Testing validates system accuracy, provides comprehensive picture of bird and bat activity

Wind has the potential to provide a clean, efficient source of energy that is harnessed off the nation’s coasts. The U.S. Department of Energy’s (DOE’s) Wind Energy Technologies Office (WETO) is advancing the development of technologies that will capture this abundant offshore wind while also showing a strong commitment to protecting wildlife, such as birds and bats that can fly into harm’s way.

To protect bird and bat species, wind energy researchers must gather data, such as flight height and patterns, passage rates, and flight speed. This behavioral information serves as a source for offshore wind plant developers to make decisions about where and how to locate wind turbines. Yet, obtaining these data from remote offshore locations is challenging—limited to ship-based and aerial surveys in daylight hours and fair weather.

Commissioned by WETO, the Pacific Northwest National Laboratory (PNNL) developed ThermalTracker-3D (formerly called ThermalTracker2) in 2017 to help overcome these challenges. This software solution, equipped with a pair of thermal cameras and stereovision processing and streaming, is remotely deployed to provide the 3D data needed to understand how bird and bat behaviors are affected by the presence of offshore wind turbines.

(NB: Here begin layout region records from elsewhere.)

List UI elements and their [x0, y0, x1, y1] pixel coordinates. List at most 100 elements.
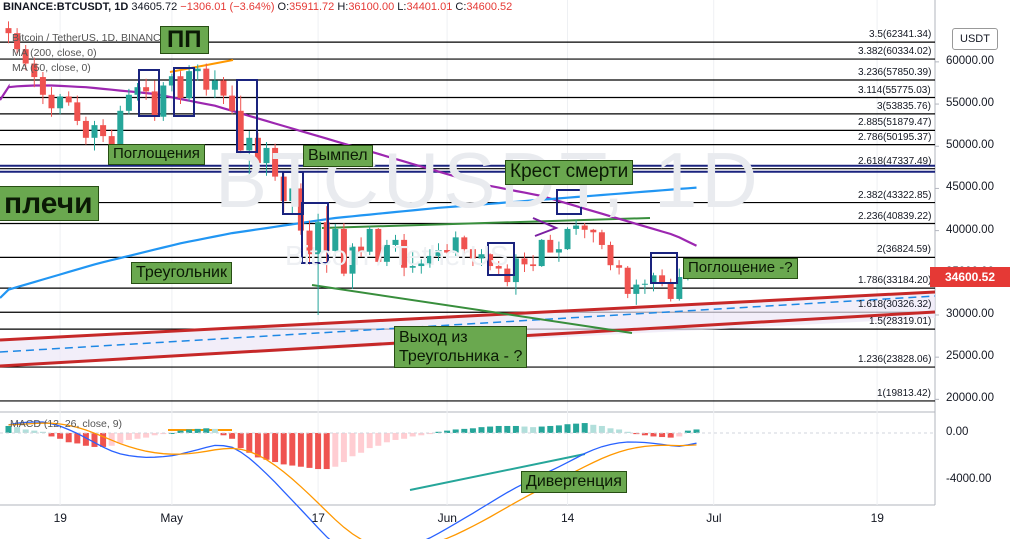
candle-body-22 [194, 68, 201, 72]
annotation-triangle-exit[interactable]: Выход из Треугольника - ? [394, 326, 528, 369]
macd-bar-55 [478, 427, 485, 433]
candle-78 [676, 268, 683, 301]
macd-bar-68 [590, 424, 597, 433]
candle-body-44 [383, 244, 390, 262]
ma200-legend[interactable]: MA (200, close, 0) [12, 47, 97, 59]
price-tick-3: 45000.00 [946, 181, 994, 194]
candle-60 [521, 252, 528, 272]
candle-3 [31, 57, 38, 88]
macd-bar-3 [31, 430, 38, 433]
candle-body-7 [65, 96, 72, 103]
annotation-engulfing[interactable]: Поглощения [108, 144, 205, 165]
series-legend[interactable]: Bitcoin / TetherUS, 1D, BINANCE [12, 32, 168, 44]
annotation-shoulders[interactable]: плечи [0, 186, 99, 221]
macd-bar-33 [289, 432, 296, 466]
annotation-death-cross[interactable]: Крест смерти [505, 160, 634, 185]
candle-40 [349, 243, 356, 289]
candle-24 [211, 70, 218, 99]
macd-bar-42 [366, 432, 373, 449]
annotation-pp[interactable]: ПП [160, 26, 209, 55]
chart-watermark: BTCUSDT, 1D [215, 136, 762, 224]
candle-body-24 [211, 80, 218, 90]
ma50-legend[interactable]: MA (50, close, 0) [12, 62, 91, 74]
candle-17 [151, 80, 158, 121]
candle-15 [134, 82, 141, 101]
macd-bar-35 [306, 432, 313, 468]
macd-bar-1 [14, 427, 21, 433]
open-value: 35911.72 [289, 1, 335, 13]
candle-body-51 [444, 250, 451, 253]
candle-59 [512, 254, 519, 295]
candle-body-37 [323, 222, 330, 251]
candle-body-57 [495, 266, 502, 269]
candle-25 [220, 77, 227, 105]
macd-legend[interactable]: MACD (12, 26, close, 9) [10, 418, 123, 430]
candle-body-13 [117, 110, 124, 148]
candle-body-60 [521, 258, 528, 265]
candle-body-43 [375, 228, 382, 262]
macd-bar-66 [573, 423, 580, 433]
macd-bar-50 [435, 431, 442, 433]
candle-body-8 [74, 102, 81, 121]
macd-bar-34 [297, 432, 304, 467]
high-value: 36100.00 [348, 1, 395, 13]
price-tick-0: 60000.00 [946, 54, 994, 67]
annotation-triangle[interactable]: Треугольник [131, 262, 232, 284]
macd-bar-12 [108, 432, 115, 446]
candle-62 [538, 239, 545, 267]
candle-35 [306, 220, 313, 265]
candle-39 [340, 223, 347, 277]
candle-body-64 [555, 249, 562, 253]
time-tick-4: 14 [561, 511, 575, 525]
chart-watermark-sub: Bitcoin / TetherUS [285, 240, 509, 271]
macd-bar-69 [598, 425, 605, 433]
annotation-engulfing-q[interactable]: Поглощение -? [683, 258, 798, 279]
candle-body-28 [246, 137, 253, 151]
price-tick-7: 25000.00 [946, 350, 994, 363]
macd-bar-7 [65, 432, 72, 443]
candle-64 [555, 241, 562, 262]
macd-line [8, 421, 697, 539]
candle-38 [332, 223, 339, 256]
candle-body-52 [452, 237, 459, 253]
pattern-box-3 [282, 171, 304, 215]
macd-bar-52 [452, 429, 459, 433]
candle-22 [194, 64, 201, 81]
candle-66 [573, 219, 580, 235]
triangle-lower [311, 284, 633, 334]
close-value: 34600.52 [466, 1, 513, 13]
candle-body-34 [297, 188, 304, 231]
macd-bar-62 [538, 426, 545, 433]
candle-body-9 [82, 120, 89, 138]
candle-56 [487, 253, 494, 271]
macd-bar-26 [229, 432, 236, 439]
candle-33 [289, 181, 296, 215]
macd-bar-30 [263, 432, 270, 460]
candle-46 [401, 233, 408, 277]
macd-bar-23 [203, 428, 210, 433]
macd-bar-29 [254, 432, 261, 458]
ma50-line [0, 83, 697, 247]
candle-68 [590, 228, 597, 243]
candle-body-71 [616, 265, 623, 268]
candle-body-2 [22, 49, 29, 64]
candle-53 [461, 235, 468, 255]
annotation-pennant[interactable]: Вымпел [303, 145, 373, 167]
fib-label-0: 3.5(62341.34) [869, 29, 932, 41]
macd-bar-37 [323, 432, 330, 470]
currency-button[interactable]: USDT [952, 28, 998, 50]
candle-7 [65, 91, 72, 106]
candle-body-40 [349, 246, 356, 274]
fib-label-4: 3(53835.76) [877, 100, 931, 112]
candle-body-69 [598, 232, 605, 245]
triangle-upper [321, 217, 651, 229]
fib-label-10: 2(36824.59) [877, 244, 931, 256]
macd-bar-0 [5, 425, 12, 433]
macd-bar-15 [134, 432, 141, 439]
candle-2 [22, 44, 29, 71]
macd-bar-54 [469, 428, 476, 433]
annotation-divergence[interactable]: Дивергенция [521, 471, 627, 493]
candle-26 [229, 85, 236, 115]
candle-body-54 [469, 249, 476, 259]
macd-bar-20 [177, 430, 184, 433]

PNNL developers recently evaluated the accuracy of ThermalTracker-3D. In a research paper published earlier this year in Ecological Informatics, the team demonstrated capturing 3D flight tracks. They used an unmanned aerial system (a drone) equipped with a global positioning system (GPS) as the target, flying for 15–35 minutes at a time in straight and curving patterns between 50 meters and 325 meters from the ThermalTracker-3D system. The research took place at the National Renewable Energy Laboratory’s Flatirons Campus.

ThermalTracker-3D tracks an unmanned aerial system (visible top, center) during testing at the NREL Flatirons Campus.

ThermalTracker-3D tracks an unmanned aerial system (visible top, center) during testing at the NREL Flatirons Campus. Photo by Shari Matzner, PNNL

“During the evaluation, we found that the tracking accuracy was within a few meters of the GPS, on average,” said Shari Matzner, the PNNL scientist who led the development of ThermalTracker-3D and subsequent testing. “This level of accuracy is comparable to that of human estimates of flight height noted in other studies.”

From this evaluation, the team determined that the 3D method has the potential to provide a more comprehensive picture, in real time, of all bird and bat activities around wind turbines than is possible with current survey methods.

The team has since adapted ThermalTracker-3D to collect baseline avian data at remote offshore wind locations and is planning to deploy the system on one of WETO’s lidar buoys off the California coast for an initial sea trial.